Posted by Robespierre XIV | Report as abusive

Many good points made in the article and comments. Never dawned on me that in our brave new e-world there are many “virtual dollars” not accounted for in the M1! Would advise all that there are skills to be learned beyond the mentioned cigar smoking and whiskey drinking. Purchasing a rural property provides the opportunity to tend a veggie garden and can the output for winter, home grown grass fed beef is cheaper and better for you, too. Reduce, reuse and recycle makes economic and environmental sense. As agricultural and domestic skilled trades will be needed in tough times it will become more useful to be a “maker” than a “consumer”.

Posted by pumpkin | Report as abusive

Actually if you pump money into companies to create products for non-existent markets the end result is not inflationary?
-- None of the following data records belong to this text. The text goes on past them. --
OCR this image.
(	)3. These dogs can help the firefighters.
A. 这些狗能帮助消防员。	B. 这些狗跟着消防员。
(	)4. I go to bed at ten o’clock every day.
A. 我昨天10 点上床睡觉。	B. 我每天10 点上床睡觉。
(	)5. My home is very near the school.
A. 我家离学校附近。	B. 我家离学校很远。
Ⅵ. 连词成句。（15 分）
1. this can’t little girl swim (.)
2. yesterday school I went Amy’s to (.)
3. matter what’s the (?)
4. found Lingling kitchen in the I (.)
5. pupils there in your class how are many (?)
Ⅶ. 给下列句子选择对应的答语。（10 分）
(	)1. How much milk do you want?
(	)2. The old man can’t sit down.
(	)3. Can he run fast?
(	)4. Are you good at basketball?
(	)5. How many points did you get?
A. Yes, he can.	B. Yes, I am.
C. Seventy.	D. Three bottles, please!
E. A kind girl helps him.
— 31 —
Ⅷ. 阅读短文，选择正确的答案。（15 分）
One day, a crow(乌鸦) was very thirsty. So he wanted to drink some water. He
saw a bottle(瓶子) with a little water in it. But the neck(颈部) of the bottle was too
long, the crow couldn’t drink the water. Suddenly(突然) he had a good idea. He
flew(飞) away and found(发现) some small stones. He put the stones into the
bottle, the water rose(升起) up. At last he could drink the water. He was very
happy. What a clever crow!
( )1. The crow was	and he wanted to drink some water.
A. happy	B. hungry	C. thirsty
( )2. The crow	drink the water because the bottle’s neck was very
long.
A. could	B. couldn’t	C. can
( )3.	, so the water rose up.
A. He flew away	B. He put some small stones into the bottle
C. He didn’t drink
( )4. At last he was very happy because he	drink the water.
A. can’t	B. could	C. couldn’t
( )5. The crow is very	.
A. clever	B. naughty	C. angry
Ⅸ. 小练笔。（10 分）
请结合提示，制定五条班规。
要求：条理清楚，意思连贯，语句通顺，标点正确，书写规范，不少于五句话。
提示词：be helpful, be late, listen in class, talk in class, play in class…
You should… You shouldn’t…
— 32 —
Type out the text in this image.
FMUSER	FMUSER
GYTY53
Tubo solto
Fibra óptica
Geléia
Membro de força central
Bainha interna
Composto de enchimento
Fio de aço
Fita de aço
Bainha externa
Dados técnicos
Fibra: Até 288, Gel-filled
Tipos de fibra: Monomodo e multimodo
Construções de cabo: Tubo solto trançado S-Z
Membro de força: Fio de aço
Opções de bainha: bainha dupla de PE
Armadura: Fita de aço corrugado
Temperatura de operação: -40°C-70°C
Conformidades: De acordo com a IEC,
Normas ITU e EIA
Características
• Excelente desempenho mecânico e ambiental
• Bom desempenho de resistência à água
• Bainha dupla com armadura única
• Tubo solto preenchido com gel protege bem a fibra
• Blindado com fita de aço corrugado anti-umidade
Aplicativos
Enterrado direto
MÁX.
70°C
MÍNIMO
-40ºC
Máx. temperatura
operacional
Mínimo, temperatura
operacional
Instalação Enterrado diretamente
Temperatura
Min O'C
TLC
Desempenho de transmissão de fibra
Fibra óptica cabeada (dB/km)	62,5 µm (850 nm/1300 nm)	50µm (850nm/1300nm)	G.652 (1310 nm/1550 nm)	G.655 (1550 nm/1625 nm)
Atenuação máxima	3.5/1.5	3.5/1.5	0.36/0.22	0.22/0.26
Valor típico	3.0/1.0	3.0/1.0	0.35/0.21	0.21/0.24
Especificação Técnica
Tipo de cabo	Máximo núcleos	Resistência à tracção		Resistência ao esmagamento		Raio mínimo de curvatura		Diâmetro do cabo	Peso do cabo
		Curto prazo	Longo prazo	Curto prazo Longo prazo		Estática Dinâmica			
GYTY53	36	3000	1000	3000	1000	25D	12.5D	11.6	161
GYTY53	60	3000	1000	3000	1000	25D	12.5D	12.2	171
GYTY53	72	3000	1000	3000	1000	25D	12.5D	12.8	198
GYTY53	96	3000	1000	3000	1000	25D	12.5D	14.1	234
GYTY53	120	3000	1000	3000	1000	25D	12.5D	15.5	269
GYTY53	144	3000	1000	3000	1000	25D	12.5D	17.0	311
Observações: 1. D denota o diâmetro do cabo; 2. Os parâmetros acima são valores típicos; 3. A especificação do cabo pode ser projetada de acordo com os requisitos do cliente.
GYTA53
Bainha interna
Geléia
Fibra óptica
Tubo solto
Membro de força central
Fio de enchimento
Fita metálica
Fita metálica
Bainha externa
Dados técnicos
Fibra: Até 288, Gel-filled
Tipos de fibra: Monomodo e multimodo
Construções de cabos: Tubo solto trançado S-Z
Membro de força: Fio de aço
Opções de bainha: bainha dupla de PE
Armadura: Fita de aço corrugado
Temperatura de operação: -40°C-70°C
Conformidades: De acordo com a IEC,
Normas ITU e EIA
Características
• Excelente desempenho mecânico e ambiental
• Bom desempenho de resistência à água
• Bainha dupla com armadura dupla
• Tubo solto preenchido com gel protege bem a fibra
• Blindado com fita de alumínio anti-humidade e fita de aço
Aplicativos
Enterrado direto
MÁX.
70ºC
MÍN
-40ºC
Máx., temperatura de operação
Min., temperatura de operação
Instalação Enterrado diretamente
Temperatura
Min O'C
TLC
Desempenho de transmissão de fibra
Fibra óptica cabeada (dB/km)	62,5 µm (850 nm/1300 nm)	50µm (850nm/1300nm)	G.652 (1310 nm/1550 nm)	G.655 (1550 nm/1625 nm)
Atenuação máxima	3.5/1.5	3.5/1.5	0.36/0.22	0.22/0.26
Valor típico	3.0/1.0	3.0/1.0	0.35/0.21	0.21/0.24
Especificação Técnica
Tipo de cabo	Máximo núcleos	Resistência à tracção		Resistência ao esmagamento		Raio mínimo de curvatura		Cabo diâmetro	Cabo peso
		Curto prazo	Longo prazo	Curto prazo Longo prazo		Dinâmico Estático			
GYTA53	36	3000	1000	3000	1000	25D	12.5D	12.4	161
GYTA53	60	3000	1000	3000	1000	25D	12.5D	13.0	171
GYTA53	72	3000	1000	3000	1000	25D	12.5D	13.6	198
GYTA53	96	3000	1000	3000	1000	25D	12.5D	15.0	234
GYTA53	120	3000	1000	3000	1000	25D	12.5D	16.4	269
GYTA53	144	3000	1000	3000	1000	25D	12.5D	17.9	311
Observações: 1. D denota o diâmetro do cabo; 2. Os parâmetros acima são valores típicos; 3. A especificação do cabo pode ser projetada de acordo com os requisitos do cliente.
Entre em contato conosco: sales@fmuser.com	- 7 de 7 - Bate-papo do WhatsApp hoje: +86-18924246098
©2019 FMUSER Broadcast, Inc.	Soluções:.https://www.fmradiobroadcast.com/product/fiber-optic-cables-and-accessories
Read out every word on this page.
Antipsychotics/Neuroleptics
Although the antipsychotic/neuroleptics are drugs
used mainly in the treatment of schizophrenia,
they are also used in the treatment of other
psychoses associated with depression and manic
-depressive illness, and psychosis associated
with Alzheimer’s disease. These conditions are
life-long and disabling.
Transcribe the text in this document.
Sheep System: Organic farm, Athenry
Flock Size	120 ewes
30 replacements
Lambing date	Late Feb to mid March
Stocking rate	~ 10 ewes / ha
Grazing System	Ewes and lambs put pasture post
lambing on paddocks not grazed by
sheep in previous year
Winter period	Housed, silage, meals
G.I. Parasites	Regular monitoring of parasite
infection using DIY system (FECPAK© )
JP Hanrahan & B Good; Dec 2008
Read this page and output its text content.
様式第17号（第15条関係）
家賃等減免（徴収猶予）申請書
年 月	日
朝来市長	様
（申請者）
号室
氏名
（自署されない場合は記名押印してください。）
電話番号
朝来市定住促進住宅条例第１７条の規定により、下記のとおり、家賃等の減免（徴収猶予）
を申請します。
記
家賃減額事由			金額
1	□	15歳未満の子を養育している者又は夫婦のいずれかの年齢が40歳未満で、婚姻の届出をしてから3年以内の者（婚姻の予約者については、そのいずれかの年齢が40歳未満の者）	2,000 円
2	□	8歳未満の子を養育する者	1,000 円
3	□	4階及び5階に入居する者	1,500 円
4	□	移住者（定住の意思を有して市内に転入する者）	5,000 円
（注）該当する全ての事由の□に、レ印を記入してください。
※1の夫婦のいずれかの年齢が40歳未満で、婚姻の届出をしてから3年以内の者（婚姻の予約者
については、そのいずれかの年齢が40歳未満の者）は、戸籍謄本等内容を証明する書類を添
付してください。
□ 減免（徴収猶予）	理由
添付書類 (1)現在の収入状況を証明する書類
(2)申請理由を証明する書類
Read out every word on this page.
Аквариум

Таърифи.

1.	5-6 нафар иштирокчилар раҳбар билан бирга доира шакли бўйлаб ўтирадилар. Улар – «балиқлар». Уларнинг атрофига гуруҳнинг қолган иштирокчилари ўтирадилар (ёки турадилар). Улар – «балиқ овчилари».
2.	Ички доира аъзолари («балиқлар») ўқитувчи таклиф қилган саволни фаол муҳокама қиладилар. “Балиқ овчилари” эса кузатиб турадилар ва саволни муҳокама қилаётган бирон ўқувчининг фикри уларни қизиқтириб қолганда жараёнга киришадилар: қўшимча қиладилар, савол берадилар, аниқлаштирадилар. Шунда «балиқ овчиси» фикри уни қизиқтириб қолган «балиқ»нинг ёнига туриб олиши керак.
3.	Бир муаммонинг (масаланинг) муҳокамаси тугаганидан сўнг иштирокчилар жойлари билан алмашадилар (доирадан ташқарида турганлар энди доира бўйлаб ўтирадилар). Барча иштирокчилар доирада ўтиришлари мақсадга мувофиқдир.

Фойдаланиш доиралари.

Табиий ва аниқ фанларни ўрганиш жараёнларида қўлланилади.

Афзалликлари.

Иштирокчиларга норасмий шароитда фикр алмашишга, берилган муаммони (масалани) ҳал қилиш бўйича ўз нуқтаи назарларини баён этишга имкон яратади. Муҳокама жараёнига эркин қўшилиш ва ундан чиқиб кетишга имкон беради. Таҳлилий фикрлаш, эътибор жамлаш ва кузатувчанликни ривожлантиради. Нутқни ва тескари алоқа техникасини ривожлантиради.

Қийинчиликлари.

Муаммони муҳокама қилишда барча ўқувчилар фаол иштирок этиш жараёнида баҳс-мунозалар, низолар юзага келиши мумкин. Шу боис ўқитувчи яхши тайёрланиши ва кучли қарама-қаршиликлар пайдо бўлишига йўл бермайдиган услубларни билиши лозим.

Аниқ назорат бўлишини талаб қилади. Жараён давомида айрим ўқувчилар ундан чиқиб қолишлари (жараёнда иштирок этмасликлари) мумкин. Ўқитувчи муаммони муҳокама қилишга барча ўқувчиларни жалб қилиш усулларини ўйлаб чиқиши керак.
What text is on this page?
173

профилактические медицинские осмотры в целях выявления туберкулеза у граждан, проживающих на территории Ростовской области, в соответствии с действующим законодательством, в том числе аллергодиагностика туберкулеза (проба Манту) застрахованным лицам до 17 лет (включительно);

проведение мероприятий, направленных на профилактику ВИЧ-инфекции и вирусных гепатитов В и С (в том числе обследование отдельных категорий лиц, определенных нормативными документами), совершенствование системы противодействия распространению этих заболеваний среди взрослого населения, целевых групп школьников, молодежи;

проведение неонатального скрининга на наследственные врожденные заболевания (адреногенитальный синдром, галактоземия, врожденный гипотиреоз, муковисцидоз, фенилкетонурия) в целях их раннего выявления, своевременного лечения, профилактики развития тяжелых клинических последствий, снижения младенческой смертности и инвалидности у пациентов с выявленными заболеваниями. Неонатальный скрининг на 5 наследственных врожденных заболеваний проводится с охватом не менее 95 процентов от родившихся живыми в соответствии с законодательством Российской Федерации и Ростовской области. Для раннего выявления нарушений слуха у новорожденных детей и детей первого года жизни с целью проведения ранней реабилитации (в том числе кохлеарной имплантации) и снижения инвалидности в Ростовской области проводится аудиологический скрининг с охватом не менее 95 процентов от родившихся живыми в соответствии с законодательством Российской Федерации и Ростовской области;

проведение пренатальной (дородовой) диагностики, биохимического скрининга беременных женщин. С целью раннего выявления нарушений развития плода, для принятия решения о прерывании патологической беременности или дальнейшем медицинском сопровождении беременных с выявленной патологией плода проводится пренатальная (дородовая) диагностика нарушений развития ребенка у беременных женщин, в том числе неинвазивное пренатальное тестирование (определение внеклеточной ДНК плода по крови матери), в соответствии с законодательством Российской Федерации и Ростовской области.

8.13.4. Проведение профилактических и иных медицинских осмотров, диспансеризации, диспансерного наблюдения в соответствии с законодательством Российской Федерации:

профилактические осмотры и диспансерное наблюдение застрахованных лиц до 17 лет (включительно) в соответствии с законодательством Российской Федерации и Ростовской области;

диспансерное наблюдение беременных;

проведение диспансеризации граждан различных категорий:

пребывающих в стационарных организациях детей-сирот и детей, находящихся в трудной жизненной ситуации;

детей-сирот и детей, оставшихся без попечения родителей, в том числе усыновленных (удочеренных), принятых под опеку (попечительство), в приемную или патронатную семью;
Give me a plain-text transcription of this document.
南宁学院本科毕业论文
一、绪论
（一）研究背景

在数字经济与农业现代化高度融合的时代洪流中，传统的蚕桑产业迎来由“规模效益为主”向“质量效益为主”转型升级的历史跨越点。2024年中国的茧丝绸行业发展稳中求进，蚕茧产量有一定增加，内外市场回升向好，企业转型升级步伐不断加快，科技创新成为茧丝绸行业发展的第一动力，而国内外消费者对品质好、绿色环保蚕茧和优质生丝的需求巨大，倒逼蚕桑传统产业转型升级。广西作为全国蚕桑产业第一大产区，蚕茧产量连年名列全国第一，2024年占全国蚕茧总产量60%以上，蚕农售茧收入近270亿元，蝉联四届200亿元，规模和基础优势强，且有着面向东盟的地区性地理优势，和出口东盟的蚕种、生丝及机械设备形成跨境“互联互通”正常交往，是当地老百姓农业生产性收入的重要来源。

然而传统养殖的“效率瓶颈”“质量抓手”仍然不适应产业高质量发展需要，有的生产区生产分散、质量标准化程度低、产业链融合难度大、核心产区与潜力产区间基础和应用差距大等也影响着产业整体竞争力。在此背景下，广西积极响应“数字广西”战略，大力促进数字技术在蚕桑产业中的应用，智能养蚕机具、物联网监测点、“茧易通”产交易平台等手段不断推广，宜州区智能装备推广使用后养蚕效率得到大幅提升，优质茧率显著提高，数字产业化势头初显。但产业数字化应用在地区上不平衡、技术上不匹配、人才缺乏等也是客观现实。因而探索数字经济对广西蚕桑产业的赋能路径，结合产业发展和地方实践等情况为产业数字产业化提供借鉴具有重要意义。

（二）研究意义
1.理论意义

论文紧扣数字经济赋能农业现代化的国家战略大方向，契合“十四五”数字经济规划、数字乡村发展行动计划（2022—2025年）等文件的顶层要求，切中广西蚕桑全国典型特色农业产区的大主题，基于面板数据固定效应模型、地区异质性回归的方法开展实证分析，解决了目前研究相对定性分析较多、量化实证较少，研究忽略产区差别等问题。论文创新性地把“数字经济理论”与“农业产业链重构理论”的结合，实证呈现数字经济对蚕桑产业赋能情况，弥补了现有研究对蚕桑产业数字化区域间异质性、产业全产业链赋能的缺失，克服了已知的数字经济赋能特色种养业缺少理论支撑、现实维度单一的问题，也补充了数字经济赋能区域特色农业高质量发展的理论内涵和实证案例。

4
Obviously the writer must live in an alternate universe. When you pump money into factories producing things people don’t want – like electric cars it means that the factory is not producing the cars that people do want. Scarcity of the desired product combined with the debt incurred and a loss of capital investment in the goods and services people do want creates stagflation. The cost of goods and services skyrocket as money is flushed down a rat hole.

Posted by Peter Berg | Report as abusive

If your really that scared, go buy land(the only “real” asset), bring a sack lunch and wait for the end of the world.